Dora tak mengerti dengan jawaban Subadra. Seharusnya saudaranya itu menyerahkan saja sorban itu.

"Aku pun mengemban titah, Subadra!" serunya. Wajahnya mulai menegang.

Subadra bersikeras tak mau menyerahkan sorban itu. Mereka berdua saling bersikukuh dengan pendapat masing-masing. Merasa tak bersalah karena masing-masing mengemban titah dari Aji Saka. Pertengkaran mereka semakin sengit. Akhirnya terlibatlah mereka dalam pertempuran yang hebat.

Sementara itu Aji Saka mulai merasa aneh karena Dora tak kunjung kembali. Ia hendak mengirim utusan untuk menyusul abdinya itu tapi kemudian mengurungkannya. Tiba-tiba Aji Saka teringat janjinya pada Subadra. Ia dahulu berkata akan mengambil sendiri sorban pusaka itu. Terkejut dengan ingatannya itu, Aji Saka dengan segera berangkat ke pertapaan.

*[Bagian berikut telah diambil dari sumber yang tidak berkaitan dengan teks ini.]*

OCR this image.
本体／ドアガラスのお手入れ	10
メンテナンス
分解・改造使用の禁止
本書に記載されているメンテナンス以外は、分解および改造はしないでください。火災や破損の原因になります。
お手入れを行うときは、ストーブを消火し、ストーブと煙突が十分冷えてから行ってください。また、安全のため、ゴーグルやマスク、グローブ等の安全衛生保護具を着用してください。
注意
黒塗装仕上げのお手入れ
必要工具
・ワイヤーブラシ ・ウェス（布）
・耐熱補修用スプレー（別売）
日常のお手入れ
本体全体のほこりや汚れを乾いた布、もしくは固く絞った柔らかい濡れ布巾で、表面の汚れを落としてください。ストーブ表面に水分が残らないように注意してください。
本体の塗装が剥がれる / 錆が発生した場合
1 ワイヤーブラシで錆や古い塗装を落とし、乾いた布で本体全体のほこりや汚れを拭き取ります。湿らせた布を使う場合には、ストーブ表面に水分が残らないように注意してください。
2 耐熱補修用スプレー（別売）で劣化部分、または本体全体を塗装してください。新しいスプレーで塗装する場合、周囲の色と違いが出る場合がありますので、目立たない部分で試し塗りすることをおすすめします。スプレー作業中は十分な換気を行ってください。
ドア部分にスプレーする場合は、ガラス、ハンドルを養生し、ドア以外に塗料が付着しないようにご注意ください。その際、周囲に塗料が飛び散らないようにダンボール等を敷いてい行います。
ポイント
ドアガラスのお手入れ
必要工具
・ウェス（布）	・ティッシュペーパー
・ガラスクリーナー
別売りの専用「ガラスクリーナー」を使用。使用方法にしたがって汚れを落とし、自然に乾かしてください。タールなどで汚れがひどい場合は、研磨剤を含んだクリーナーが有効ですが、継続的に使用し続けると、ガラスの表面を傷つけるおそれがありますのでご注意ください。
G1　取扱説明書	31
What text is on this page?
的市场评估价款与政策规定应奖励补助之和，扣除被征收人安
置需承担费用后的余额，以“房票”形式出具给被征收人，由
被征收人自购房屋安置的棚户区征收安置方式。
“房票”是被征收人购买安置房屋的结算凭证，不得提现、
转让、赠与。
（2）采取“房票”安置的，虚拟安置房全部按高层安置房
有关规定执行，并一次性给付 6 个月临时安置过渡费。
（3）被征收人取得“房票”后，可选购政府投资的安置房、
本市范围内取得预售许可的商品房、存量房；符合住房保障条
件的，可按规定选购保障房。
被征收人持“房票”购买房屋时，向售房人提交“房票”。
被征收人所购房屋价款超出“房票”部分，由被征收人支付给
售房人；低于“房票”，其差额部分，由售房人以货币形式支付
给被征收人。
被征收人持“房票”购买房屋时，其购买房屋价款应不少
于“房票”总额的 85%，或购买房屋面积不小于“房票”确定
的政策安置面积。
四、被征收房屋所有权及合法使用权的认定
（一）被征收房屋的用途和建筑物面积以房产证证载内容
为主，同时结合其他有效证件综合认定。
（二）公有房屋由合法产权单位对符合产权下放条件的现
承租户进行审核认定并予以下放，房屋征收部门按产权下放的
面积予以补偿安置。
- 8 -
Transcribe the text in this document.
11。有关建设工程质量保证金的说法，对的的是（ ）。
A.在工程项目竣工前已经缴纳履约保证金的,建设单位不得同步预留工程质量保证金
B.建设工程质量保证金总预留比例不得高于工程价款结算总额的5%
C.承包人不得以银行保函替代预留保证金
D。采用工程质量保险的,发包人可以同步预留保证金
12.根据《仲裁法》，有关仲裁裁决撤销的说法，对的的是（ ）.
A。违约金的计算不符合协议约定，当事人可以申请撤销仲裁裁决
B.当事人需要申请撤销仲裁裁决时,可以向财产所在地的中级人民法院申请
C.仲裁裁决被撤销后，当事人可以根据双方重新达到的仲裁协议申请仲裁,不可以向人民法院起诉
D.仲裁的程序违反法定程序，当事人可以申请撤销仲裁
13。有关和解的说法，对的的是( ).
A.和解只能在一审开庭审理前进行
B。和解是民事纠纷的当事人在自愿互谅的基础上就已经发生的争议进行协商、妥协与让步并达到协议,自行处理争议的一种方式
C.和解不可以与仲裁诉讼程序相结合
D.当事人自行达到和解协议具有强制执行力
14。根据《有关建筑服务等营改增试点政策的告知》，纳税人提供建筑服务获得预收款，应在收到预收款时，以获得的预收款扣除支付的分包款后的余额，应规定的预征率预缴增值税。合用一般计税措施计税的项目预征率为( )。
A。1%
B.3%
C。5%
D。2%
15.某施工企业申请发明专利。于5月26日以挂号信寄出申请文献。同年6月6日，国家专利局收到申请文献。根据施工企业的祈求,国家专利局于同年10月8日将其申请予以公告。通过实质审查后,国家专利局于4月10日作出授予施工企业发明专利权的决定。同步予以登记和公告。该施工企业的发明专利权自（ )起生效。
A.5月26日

"Ya Tuhan!" pekiknya terkejut. Ia melihat kedua abdi setianya telah tak bernyawa ketika tiba di pertapaan.

Aji Saka sangat menyesali kelalaiannya. Ia hanya bisa menyalahkan dirinya sendiri. Kedua abdinya telah menunjukkan kesetiaan yang luar biasa padanya. Kemudian diceritakan Aji Saka menciptakan huruf Jawa kuno demi mengenang kesetiaan Subadra dan Dora. Huruf-huruf Jawa itu dinamai Ha na ca ra ka  Da ta sa wa la  Pa da ja ya nya  Ma ga ba tha nga. Yang artinya "ada utusan saling berkelahi, sama-sama saktinya, sama-sama mati".